Après la journée de la déportation, le dernier dimanche d’avril et avant la commémoration de l’appel du 18 juin, acte fondateur de la Résistance Française, il est une date essentielle dont nous voulions voulons étendre la portée politique et symbolique au-delà de tous les clivages existants dans notre société : il s’agit du 27 mai, date anniversaire de la création du C.N.R. (Conseil National de la Résistance) et de l’unification de la Résistance.
Nous l’avons demandé depuis plus de 20 ans, aux côtés des anciens Résistants, non pas pour rajouter une commémoration mais pour que cette journée soit  l'occasion d'une réflexion sur les valeurs de la Résistance et celles portées par le programme du C.N.R.

‘’Résister Aujourd’hui’’ porte depuis des années la voix des résistants et celle des déportés et nous nous devons d’entendre et de transmettre ce qu’ils ont appris de leur résistance, ce qu’ils ont appris de l’enfer concentrationnaire, ce qu’ils ont appris des luttes et de la désobéissance civile car leurs voix viennent en écho,  aujourd’hui encore, en celles des combattants actuels, en celles des opprimés, en celles des prisonniers dans des geôles ou de systèmes où l’humain n’a plus sa place.
Evoquer le 27 mai, c’est donc parler du CNR et rappeler à tout le monde que c’est en pleine guerre que la Résistance a élaboré un programme ambitieux pour une nation solidaire ; réunis clandestinement autour de Jean Moulin, les représentants des 8 grands mouvements de la Résistance rédigeaient le programme des « Jours heureux » pour construire un modèle de société que beaucoup de nations nous envient encore à ce jour mais que certains essayent systématiquement de détricoter  car non conforme aux lois du marché .
N’oublions jamais que c’est aux résistants et aux membres du CNR que nous devons : la Sécurité sociale, la culture pour tous, le statut de la fonction publique, le droit de vote des femmes mais surtout la preuve qu’une société solidaire est possible ! De cette utopie née dans la clandestinité est née une période que nous connaissons toutes et tous sous le terme des « 30 glorieuses » !

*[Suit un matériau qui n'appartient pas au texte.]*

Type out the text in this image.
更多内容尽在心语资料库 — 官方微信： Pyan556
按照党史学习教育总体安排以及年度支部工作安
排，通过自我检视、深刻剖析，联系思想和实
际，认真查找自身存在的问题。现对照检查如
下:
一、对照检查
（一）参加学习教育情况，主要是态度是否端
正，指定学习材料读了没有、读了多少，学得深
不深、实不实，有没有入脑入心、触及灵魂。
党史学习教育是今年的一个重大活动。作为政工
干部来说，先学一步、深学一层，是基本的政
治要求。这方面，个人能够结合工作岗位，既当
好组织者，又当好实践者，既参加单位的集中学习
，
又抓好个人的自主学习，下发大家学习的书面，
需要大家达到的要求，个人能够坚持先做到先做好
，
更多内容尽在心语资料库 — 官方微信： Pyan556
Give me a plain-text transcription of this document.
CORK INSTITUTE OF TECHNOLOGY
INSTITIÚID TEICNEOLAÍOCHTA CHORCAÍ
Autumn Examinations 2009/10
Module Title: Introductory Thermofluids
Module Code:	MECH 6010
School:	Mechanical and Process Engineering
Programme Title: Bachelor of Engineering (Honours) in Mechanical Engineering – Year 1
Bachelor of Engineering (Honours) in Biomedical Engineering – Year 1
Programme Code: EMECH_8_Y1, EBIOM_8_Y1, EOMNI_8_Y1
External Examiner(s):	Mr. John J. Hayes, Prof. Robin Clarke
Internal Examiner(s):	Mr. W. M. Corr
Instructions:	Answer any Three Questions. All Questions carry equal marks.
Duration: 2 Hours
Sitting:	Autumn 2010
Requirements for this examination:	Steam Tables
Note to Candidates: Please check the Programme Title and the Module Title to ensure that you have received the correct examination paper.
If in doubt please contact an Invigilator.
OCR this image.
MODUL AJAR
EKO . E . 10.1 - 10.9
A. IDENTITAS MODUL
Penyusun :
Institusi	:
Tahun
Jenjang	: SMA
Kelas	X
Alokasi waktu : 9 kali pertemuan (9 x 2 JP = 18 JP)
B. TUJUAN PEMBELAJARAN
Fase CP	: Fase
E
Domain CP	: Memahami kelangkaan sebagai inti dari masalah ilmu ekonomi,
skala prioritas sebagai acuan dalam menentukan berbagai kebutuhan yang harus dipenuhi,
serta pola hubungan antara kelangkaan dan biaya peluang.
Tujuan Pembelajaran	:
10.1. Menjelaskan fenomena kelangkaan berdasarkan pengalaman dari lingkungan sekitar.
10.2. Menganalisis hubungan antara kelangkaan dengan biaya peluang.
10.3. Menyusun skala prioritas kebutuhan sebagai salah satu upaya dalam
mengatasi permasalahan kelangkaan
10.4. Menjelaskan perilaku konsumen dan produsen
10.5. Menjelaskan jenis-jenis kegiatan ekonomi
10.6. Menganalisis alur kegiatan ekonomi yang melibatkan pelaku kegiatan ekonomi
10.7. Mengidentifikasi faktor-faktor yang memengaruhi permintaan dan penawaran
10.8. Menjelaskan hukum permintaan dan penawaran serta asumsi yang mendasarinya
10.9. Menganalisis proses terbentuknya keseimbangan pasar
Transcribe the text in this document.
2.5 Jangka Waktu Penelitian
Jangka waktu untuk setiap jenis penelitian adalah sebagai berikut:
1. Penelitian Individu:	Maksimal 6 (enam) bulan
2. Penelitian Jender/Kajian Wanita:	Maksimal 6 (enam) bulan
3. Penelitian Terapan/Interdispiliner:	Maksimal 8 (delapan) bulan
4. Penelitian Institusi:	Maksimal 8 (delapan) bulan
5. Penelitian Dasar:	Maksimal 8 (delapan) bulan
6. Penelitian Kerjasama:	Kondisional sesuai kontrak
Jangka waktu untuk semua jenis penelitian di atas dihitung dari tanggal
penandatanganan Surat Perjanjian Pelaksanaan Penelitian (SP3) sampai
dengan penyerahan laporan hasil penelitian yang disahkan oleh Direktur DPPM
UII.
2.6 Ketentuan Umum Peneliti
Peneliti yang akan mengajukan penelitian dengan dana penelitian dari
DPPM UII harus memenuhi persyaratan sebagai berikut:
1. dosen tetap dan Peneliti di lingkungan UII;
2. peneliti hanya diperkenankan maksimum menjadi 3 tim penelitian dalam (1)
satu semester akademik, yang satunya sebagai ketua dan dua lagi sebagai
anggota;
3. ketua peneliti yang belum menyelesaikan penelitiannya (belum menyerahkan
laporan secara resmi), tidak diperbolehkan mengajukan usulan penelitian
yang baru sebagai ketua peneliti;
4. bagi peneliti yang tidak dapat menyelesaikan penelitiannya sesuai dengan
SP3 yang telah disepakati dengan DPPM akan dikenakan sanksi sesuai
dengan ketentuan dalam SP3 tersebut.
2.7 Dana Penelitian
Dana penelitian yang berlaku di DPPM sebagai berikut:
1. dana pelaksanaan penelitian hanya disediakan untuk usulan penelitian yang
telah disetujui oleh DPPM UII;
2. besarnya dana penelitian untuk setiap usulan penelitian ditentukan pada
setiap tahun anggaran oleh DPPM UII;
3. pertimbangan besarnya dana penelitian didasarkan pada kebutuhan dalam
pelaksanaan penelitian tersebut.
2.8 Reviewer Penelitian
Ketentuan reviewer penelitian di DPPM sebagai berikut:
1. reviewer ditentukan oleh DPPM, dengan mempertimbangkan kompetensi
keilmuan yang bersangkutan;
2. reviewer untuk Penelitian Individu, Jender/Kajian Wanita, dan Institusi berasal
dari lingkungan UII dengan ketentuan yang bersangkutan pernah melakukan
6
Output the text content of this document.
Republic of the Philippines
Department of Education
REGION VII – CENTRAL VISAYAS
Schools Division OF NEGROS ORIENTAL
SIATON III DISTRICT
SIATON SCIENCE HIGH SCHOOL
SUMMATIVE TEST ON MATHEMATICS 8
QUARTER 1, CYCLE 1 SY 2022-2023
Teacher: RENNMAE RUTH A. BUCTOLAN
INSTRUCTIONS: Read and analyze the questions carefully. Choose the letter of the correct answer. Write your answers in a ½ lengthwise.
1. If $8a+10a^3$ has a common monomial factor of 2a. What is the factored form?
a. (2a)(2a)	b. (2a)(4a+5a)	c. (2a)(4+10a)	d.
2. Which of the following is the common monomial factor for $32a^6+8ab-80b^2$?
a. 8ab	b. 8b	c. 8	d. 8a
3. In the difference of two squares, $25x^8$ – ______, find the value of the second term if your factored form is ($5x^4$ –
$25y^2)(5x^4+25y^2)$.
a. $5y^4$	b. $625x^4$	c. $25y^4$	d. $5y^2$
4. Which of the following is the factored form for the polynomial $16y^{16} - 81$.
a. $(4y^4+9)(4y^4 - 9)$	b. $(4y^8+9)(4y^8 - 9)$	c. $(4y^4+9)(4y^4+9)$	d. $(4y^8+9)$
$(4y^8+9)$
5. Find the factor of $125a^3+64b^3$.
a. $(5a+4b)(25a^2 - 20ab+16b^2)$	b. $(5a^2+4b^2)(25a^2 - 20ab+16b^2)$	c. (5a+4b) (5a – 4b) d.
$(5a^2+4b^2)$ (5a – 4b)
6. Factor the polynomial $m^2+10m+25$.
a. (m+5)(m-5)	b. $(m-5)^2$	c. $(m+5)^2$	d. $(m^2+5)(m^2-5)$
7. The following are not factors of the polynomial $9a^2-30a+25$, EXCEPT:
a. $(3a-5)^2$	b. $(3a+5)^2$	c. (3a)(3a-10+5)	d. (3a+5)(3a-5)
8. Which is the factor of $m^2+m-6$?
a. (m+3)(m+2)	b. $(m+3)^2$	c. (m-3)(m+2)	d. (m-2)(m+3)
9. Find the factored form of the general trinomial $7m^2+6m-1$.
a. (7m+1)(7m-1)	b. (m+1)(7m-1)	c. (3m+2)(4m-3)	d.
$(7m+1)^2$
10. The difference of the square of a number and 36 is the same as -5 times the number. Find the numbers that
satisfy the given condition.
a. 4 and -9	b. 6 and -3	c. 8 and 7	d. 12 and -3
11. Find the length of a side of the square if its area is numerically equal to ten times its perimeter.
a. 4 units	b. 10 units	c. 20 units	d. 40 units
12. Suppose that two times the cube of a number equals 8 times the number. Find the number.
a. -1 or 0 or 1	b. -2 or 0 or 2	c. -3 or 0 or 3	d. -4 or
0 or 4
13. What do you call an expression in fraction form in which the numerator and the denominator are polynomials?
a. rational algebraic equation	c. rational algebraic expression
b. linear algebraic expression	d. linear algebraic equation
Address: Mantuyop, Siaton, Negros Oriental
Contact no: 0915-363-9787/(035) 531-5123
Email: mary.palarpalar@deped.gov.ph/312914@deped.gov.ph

Stéphane Hessel  disait en 2014 : «  Il y avait dans le programme du CNR l’affirmation d’une vision et cette vision est toujours valable aujourd’hui. Refuser le diktat du profit et de l’argent, s’indigner contre la coexistence d’une extrême pauvreté et d’une richesse arrogante, réaffirmer le besoin d’une presse vraiment indépendante, assurer la sécurité sociale sous toutes ces formes(….) Résister, c’est considérer qu’il y a des choses scandaleuses autour de nous. C’est refuser de se laisser aller à une situation qu’on pourrait accepter comme malheureusement définitive »
Et il disait aussi : « les valeurs de la Résistance, ce sont les valeurs de la République et de la Démocratie »
Ne laissons pas ces mots gravés sur nos frontons, enracinés  dans notre mémoire collective devenir des mots vidés de leurs promesses, ne nous laissons pas impressionnés par ceux et celles qui voudraient nous faire croire que le danger est partout et qu’au nom de la sécurité, nous devons accepter d’y perdre en droits fondamentaux.
La démocratie c’est l’équilibre des pouvoirs et quand les pouvoirs se concentrent de plus en plus dans les mains de l’exécutif il y a lieu de s’inquiéter. Nous ne savons pas ce que d’autres demain feront.
Résistons toutes et tous à cette tendance individualiste et consumériste, Résistons ensemble pour que la belle utopie des résistants de la libération survive aux intérêts individuels………..Nous voulons croire dans cette jeunesse qui se réveille et qui revendique un monde plus juste, plus généreux.
Les Nuits debout en sont un signe, signe que nos valeurs communes sont bien partagées et que l’Humain doit primer avant tout.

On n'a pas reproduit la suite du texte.